Effects of fish oil containing eicosapentaenoic acid and docosahexaenoic acid on dystrophic mdx mice hearts at later stages of dystrophy

Abstract Objective In the present study, we investigated whether omega-3 would be effective against dystrophic cardiomyopathy, at later stages (13 and 17 months) of the disease. Research Methods and Procedures Mdx mice (8 months old) received omega-3 oil (commercially available fish oil; FDC Vitamins; Omega-3), for 5 months. Untreated- mdx mice received mineral oil. Heart and diaphragm (DIA) muscle were evaluated by morphometric (fibrosis), molecular (western blot, inflammatory markers), biochemical (creatine kinase) and functional (electrocardiogram, ECG) analyses. Results Mdx mice presented elevated plasma levels of cardiac creatine kinase (41.2 U/L in normal x 119.6 U/L in untreated- mdx mice), which were significantly decreased by omega-3 treatment.
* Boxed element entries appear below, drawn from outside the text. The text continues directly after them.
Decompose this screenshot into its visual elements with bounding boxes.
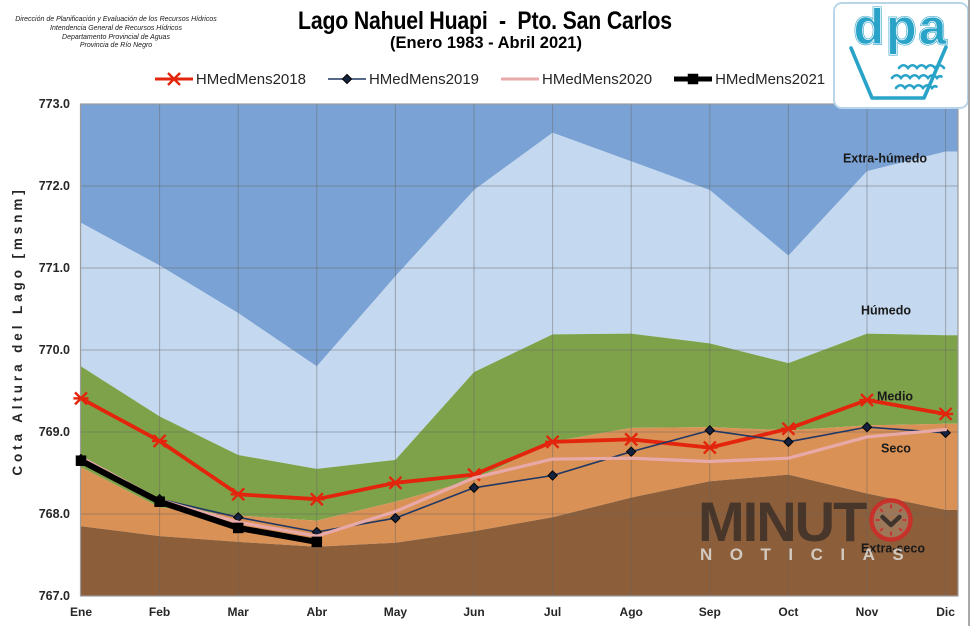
marker-square-icon [687,73,699,85]
marker-x-icon [780,421,796,436]
y-tick-label: 772.0 [39,179,70,193]
series-hmedmens2020 [79,427,948,538]
plot-border [79,103,959,597]
band-label-húmedo: Húmedo [861,304,911,318]
marker-x-icon [702,440,718,455]
legend-marker-none-icon [501,77,539,81]
band-seco [80,423,958,547]
x-tick-label: Abr [306,605,327,619]
legend-item-hmedmens2018: HMedMens2018 [154,70,306,88]
marker-diamond-icon [390,512,401,524]
band-label-medio: Medio [877,390,913,404]
legend-item-hmedmens2020: HMedMens2020 [501,70,652,88]
series-hmedmens2021 [75,455,323,548]
gridlines [80,104,958,596]
marker-diamond-icon [468,482,480,494]
y-tick-label: 771.0 [39,261,70,275]
x-tick-label: Nov [856,605,879,619]
band-extra-húmedo [80,104,958,367]
org-line-2: Intendencia General de Recursos Hídricos [50,24,182,32]
chart-title: Lago Nahuel Huapi - Pto. San Carlos [298,7,672,35]
x-tick-label: May [384,605,408,619]
series-line-hmedmens2020 [79,427,948,538]
marker-diamond-icon [783,436,794,448]
org-line-4: Provincia de Río Negro [79,42,153,50]
x-tick-label: Mar [228,605,250,619]
y-axis-title: Cota Altura del Lago [msnm] [10,186,25,475]
dpa-logo-graphic: dpa dpa [849,0,949,100]
marker-x-icon [545,434,561,449]
x-tick-label: Sep [699,605,721,619]
marker-diamond-icon [625,446,637,457]
band-húmedo [80,132,958,469]
dpa-logo-letters: dpa dpa [853,0,949,56]
marker-x-icon [309,492,325,507]
x-tick-label: Feb [149,605,170,619]
y-tick-label: 769.0 [39,425,70,439]
legend-item-hmedmens2019: HMedMens2019 [327,70,479,88]
y-tick-label: 770.0 [39,343,70,357]
chart-legend: HMedMens2018 HMedMens2019 HMedMens2020 HMed… [80,70,900,88]
series-line-hmedmens2019 [80,426,947,533]
legend-marker-x-icon [154,72,193,86]
x-tick-label: Jun [463,605,484,619]
y-tick-label: 767.0 [39,589,70,603]
band-medio [80,333,958,521]
marker-x-icon [73,391,89,406]
x-tick-label: Ene [70,605,92,619]
organization-header: Dirección de Planificación y Evaluación … [13,16,219,51]
marker-x-icon [859,393,875,407]
marker-diamond-icon [547,470,558,481]
dpa-logo-waves [890,63,946,91]
marker-square-icon [311,536,323,548]
band-label-extra-húmedo: Extra-húmedo [843,152,927,166]
page-right-border [968,0,970,626]
y-tick-label: 768.0 [39,507,70,521]
marker-x-icon [152,434,168,448]
marker-diamond-icon [704,425,716,436]
band-extra-seco [80,474,958,596]
series-line-hmedmens2018 [79,396,948,502]
marker-square-icon [75,455,87,466]
marker-square-icon [154,496,165,507]
chart-subtitle: (Enero 1983 - Abril 2021) [390,34,582,52]
svg-text:dpa: dpa [854,4,949,55]
y-tick-label: 773.0 [39,97,70,111]
marker-diamond-icon [341,73,353,85]
svg-text:dpa: dpa [854,4,949,55]
org-line-1: Dirección de Planificación y Evaluación … [15,16,217,23]
legend-label: HMedMens2019 [368,70,479,88]
marker-x-icon [166,72,182,86]
x-tick-label: Ago [620,605,643,619]
org-line-3: Departamento Provincial de Aguas [62,33,170,41]
series-hmedmens2018 [73,391,954,507]
band-label-seco: Seco [881,442,911,456]
marker-x-icon [387,475,403,490]
dpa-logo-channel [849,45,948,100]
marker-diamond-icon [861,421,873,433]
legend-label: HMedMens2020 [542,70,653,88]
legend-marker-square-icon [674,73,713,85]
x-tick-label: Oct [778,605,798,619]
x-tick-label: Dic [936,605,955,619]
legend-label: HMedMens2021 [715,70,826,88]
dpa-logo: dpa dpa [833,0,969,109]
band-label-extra-seco: Extra-seco [861,542,925,556]
marker-x-icon [230,487,246,502]
x-tick-label: Jul [544,605,561,619]
legend-label: HMedMens2018 [195,70,306,88]
marker-x-icon [938,407,954,421]
marker-square-icon [232,522,244,534]
marker-x-icon [623,432,639,447]
legend-item-hmedmens2021: HMedMens2021 [674,70,825,88]
legend-marker-diamond-icon [327,73,366,85]
series-line-hmedmens2021 [78,457,320,545]
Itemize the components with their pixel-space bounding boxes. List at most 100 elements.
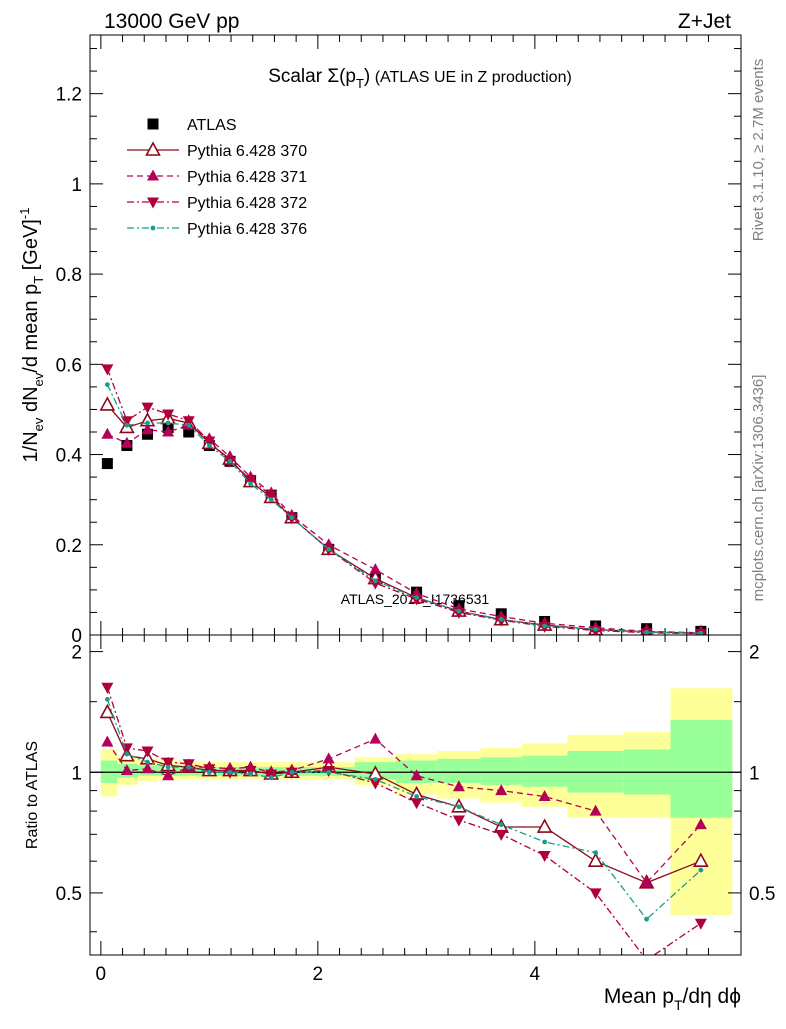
legend-label: ATLAS <box>187 117 237 134</box>
ratio-point <box>104 696 110 702</box>
x-tick-label: 4 <box>530 964 541 985</box>
ratio-point <box>542 839 548 845</box>
data-point <box>183 426 195 438</box>
data-point <box>414 595 419 600</box>
data-point <box>498 616 504 622</box>
ratio-point <box>452 780 465 792</box>
ratio-series-pythia-6-428-372 <box>101 682 707 967</box>
ratio-point <box>587 852 604 867</box>
data-point <box>120 436 133 448</box>
ratio-point <box>452 815 465 827</box>
ratio-y-tick-label: 1 <box>71 763 82 784</box>
ratio-point <box>162 757 175 769</box>
ratio-point <box>124 751 130 757</box>
x-tick-label: 0 <box>96 964 107 985</box>
legend-label: Pythia 6.428 376 <box>187 221 307 238</box>
main-series-pythia-6-428-376 <box>104 382 704 635</box>
ratio-point <box>538 850 551 862</box>
legend-entry: Pythia 6.428 376 <box>127 221 307 238</box>
ratio-point <box>101 735 114 747</box>
data-point <box>456 608 462 614</box>
ratio-point <box>206 769 212 775</box>
data-point <box>244 474 257 486</box>
ratio-point <box>227 769 233 775</box>
main-y-tick-label: 0.8 <box>56 265 82 286</box>
series-line <box>106 687 702 955</box>
uncertainty-band-green <box>480 757 522 785</box>
uncertainty-band-green <box>670 720 733 818</box>
ratio-point <box>141 762 154 774</box>
ratio-point <box>410 798 423 810</box>
data-point <box>142 428 154 440</box>
legend-label: Pythia 6.428 372 <box>187 195 307 212</box>
data-point <box>593 626 599 632</box>
legend-entry: ATLAS <box>147 117 237 134</box>
data-point <box>124 422 130 428</box>
ratio-point <box>694 818 707 830</box>
ratio-point <box>369 778 382 790</box>
legend-marker <box>147 118 159 130</box>
ratio-point <box>248 771 253 777</box>
ratio-y-tick-label-right: 2 <box>749 643 760 664</box>
data-point <box>101 458 113 470</box>
x-axis-label: Mean pT/dη dϕ <box>604 985 741 1013</box>
legend-entry: Pythia 6.428 372 <box>127 195 307 212</box>
ratio-point <box>538 789 551 801</box>
ratio-point <box>495 784 508 796</box>
ratio-point <box>589 888 602 900</box>
ratio-point <box>120 764 133 776</box>
data-point <box>162 425 175 437</box>
data-point <box>101 427 114 439</box>
uncertainty-band-green <box>437 758 481 784</box>
legend-label: Pythia 6.428 371 <box>187 169 307 186</box>
uncertainty-band-green <box>521 755 568 787</box>
main-y-tick-label: 1.2 <box>56 85 82 106</box>
ratio-point <box>414 794 419 799</box>
data-point <box>227 458 233 464</box>
ratio-point <box>99 703 116 719</box>
ratio-point <box>203 764 216 776</box>
data-point <box>141 423 154 435</box>
data-point <box>206 443 212 448</box>
ratio-point <box>141 746 154 758</box>
ratio-point <box>589 804 602 816</box>
legend-marker <box>147 197 159 209</box>
ratio-point <box>326 769 332 775</box>
ratio-point <box>593 850 599 856</box>
data-point <box>162 409 175 421</box>
legend-marker <box>150 225 156 231</box>
data-point <box>248 481 253 487</box>
data-point <box>186 422 192 428</box>
data-point <box>369 563 382 575</box>
ratio-point <box>456 804 462 810</box>
ratio-series-pythia-6-428-376 <box>104 696 704 922</box>
ratio-point <box>145 759 150 765</box>
ratio-point <box>101 682 114 694</box>
main-y-tick-label: 0 <box>71 626 82 647</box>
legend-entry: Pythia 6.428 370 <box>127 141 307 160</box>
data-point <box>326 546 332 552</box>
data-point <box>99 396 116 411</box>
legend-marker <box>145 141 161 156</box>
ratio-point <box>268 775 274 780</box>
ratio-point <box>693 852 709 867</box>
process-label: Z+Jet <box>678 10 731 33</box>
data-point <box>182 416 195 428</box>
ratio-y-tick-label: 2 <box>71 643 82 664</box>
mcplots-label: mcplots.cern.ch [arXiv:1306.3436] <box>750 375 767 602</box>
ratio-y-tick-label: 0.5 <box>56 884 82 905</box>
data-point <box>698 630 704 635</box>
data-point <box>644 629 650 635</box>
data-point <box>145 420 150 426</box>
data-point <box>265 490 278 502</box>
data-point <box>268 497 274 503</box>
ratio-point <box>644 916 650 922</box>
ratio-point <box>265 769 278 781</box>
legend-label: Pythia 6.428 370 <box>187 143 307 160</box>
data-point <box>141 402 154 414</box>
legend-marker <box>147 169 159 181</box>
data-point <box>104 382 110 388</box>
ratio-point <box>641 956 653 967</box>
plot-title: Scalar Σ(pT) (ATLAS UE in Z production) <box>268 66 572 91</box>
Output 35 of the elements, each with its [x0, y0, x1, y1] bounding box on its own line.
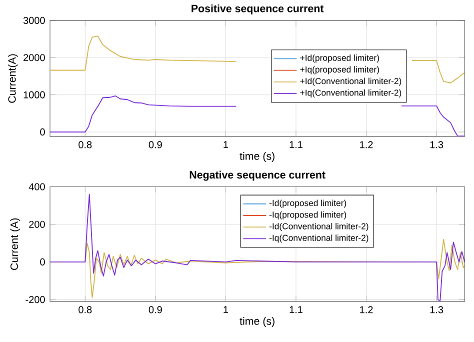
- legend-label: -Id(proposed limiter): [269, 200, 346, 208]
- line-series: [50, 194, 465, 302]
- y-tick-label: -200: [26, 296, 45, 303]
- x-tick-label: 1.1: [290, 306, 302, 313]
- y-tick-label: 2000: [24, 54, 45, 61]
- y-tick-label: 0: [40, 128, 45, 136]
- x-tick-label: 0.9: [148, 306, 162, 314]
- legend-label: +Iq(proposed limiter): [300, 66, 379, 74]
- x-tick-label: 0.8: [78, 140, 92, 148]
- x-tick-label: 0.9: [148, 140, 162, 148]
- x-tick-label: 1.1: [290, 140, 302, 148]
- y-tick-label: 3000: [23, 16, 45, 24]
- x-tick-label: 1.3: [430, 140, 444, 148]
- y-tick-label: 1000: [24, 91, 45, 98]
- y-tick-label: 0: [40, 258, 45, 266]
- x-axis-title: time (s): [240, 316, 274, 327]
- x-tick-label: 1.2: [360, 140, 373, 148]
- x-tick-label: 1.2: [360, 306, 373, 313]
- y-axis-title: Current(A): [8, 54, 18, 103]
- y-axis-title: Current (A): [10, 218, 20, 270]
- x-tick-label: 1.3: [430, 306, 444, 314]
- legend-label: +Iq(Conventional limiter-2): [300, 89, 402, 98]
- chart-title: Positive sequence current: [192, 4, 324, 14]
- x-tick-label: 0.8: [78, 306, 92, 314]
- x-axis-title: time (s): [240, 152, 274, 162]
- legend-label: -Id(Conventional limiter-2): [269, 222, 368, 231]
- legend-label: +Id(proposed limiter): [300, 54, 379, 62]
- legend-label: -Iq(Conventional limiter-2): [269, 234, 368, 242]
- legend-label: +Id(Conventional limiter-2): [300, 78, 402, 86]
- legend-label: -Iq(proposed limiter): [269, 211, 346, 220]
- chart-title: Negative sequence current: [190, 170, 326, 180]
- x-tick-label: 1: [224, 306, 228, 313]
- x-tick-label: 1: [224, 140, 228, 148]
- y-tick-label: 200: [29, 220, 45, 228]
- y-tick-label: 400: [28, 183, 45, 190]
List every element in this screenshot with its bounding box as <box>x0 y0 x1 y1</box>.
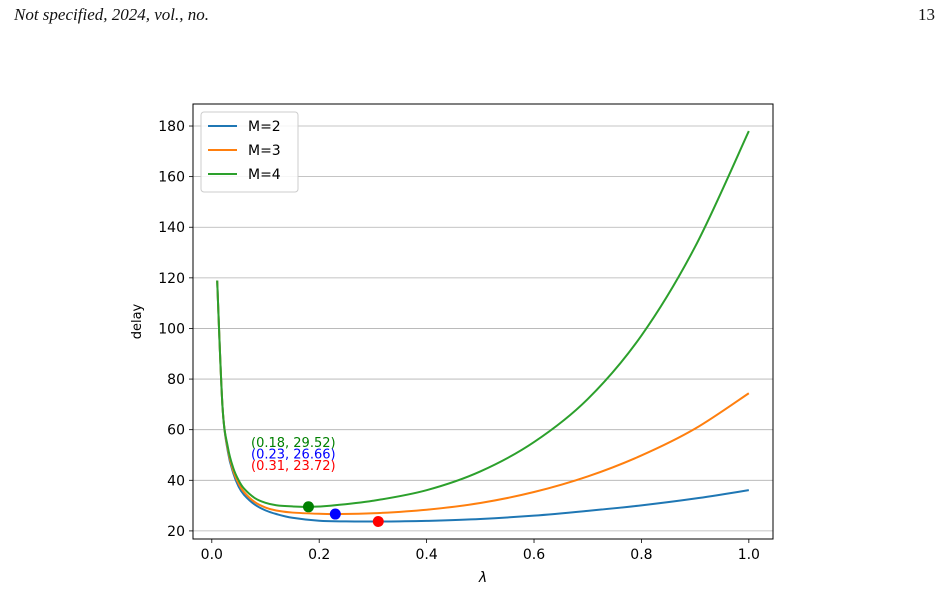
y-tick-label: 160 <box>158 170 185 186</box>
minimum-annotation: (0.18, 29.52) <box>251 436 336 451</box>
y-tick-label: 180 <box>158 119 185 135</box>
marker-layer <box>302 501 384 527</box>
y-tick-label: 80 <box>167 372 185 388</box>
legend-label: M=2 <box>248 119 281 135</box>
tick-layer: 20 40 60 80 100 120 140 160 180 0.0 0.2 0.4 0.6 0.8 1.… <box>158 119 760 563</box>
minimum-marker <box>329 508 341 520</box>
x-tick-label: 0.8 <box>630 547 652 563</box>
legend-label: M=3 <box>248 143 281 159</box>
y-tick-label: 40 <box>167 473 185 489</box>
y-tick-label: 140 <box>158 220 185 236</box>
x-tick-label: 0.4 <box>415 547 437 563</box>
series-line-m-3 <box>216 280 750 516</box>
annotation-layer: (0.18, 29.52)(0.23, 26.66)(0.31, 23.72) <box>251 436 336 474</box>
legend-box <box>200 111 299 193</box>
y-tick-label: 120 <box>158 271 185 287</box>
y-tick-label: 100 <box>158 321 185 337</box>
series-line-m-2 <box>216 280 749 523</box>
x-tick-label: 0.2 <box>308 547 330 563</box>
grid-layer <box>193 125 773 532</box>
minimum-marker <box>302 501 314 513</box>
x-tick-label: 1.0 <box>738 547 760 563</box>
legend: M=2 M=3 M=4 <box>200 111 299 193</box>
minimum-annotation: (0.23, 26.66) <box>251 448 336 463</box>
x-tick-label: 0.6 <box>523 547 545 563</box>
minimum-marker <box>372 515 384 527</box>
plot-frame <box>192 103 774 540</box>
minimum-annotation: (0.31, 23.72) <box>251 459 336 474</box>
y-tick-label: 60 <box>167 423 185 439</box>
y-axis-label: delay <box>130 303 145 339</box>
running-head: Not specified, 2024, vol., no. <box>14 5 210 24</box>
x-axis-label: λ <box>478 570 487 586</box>
x-tick-label: 0.0 <box>201 547 223 563</box>
y-tick-label: 20 <box>167 524 185 540</box>
legend-label: M=4 <box>248 167 281 183</box>
page-number: 13 <box>918 5 935 24</box>
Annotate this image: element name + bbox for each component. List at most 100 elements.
Heart fibrosis was significantly ameliorated by omega-3 treatment at 17 months of age (untreated- mdx : 20.8 % of fibrosis; omega-3-treated: 15.7 % of fibrosis in right ventricle). Omega-3 improved some ECG parameters. Markers of inflammation (tumor necrosis factor alpha, TNF-α; matrix metalloprotease (MMP)-9, and their tissue inhibitor TIMP-1) in mdx heart were significantly decreased by omega-3 treatment. Omega-3 increased β-dystroglycan levels in mdx heart and did not affect the levels of the pro-fibrotic transforming growth factor beta (TGF-β). Omega-3 ameliorated the dystrophic DIA in almost all of the parameters evaluated (fibrosis, TGF-β, MMP-9, and TIMP-1). Conclusions The present study suggests that omega-3 may be useful in ameliorating dystrophic cardiomyopathy and diaphragm dystrophy in mdx mice at later stages of the disease, further supporting the use of omega-3 in DMD clinical trials.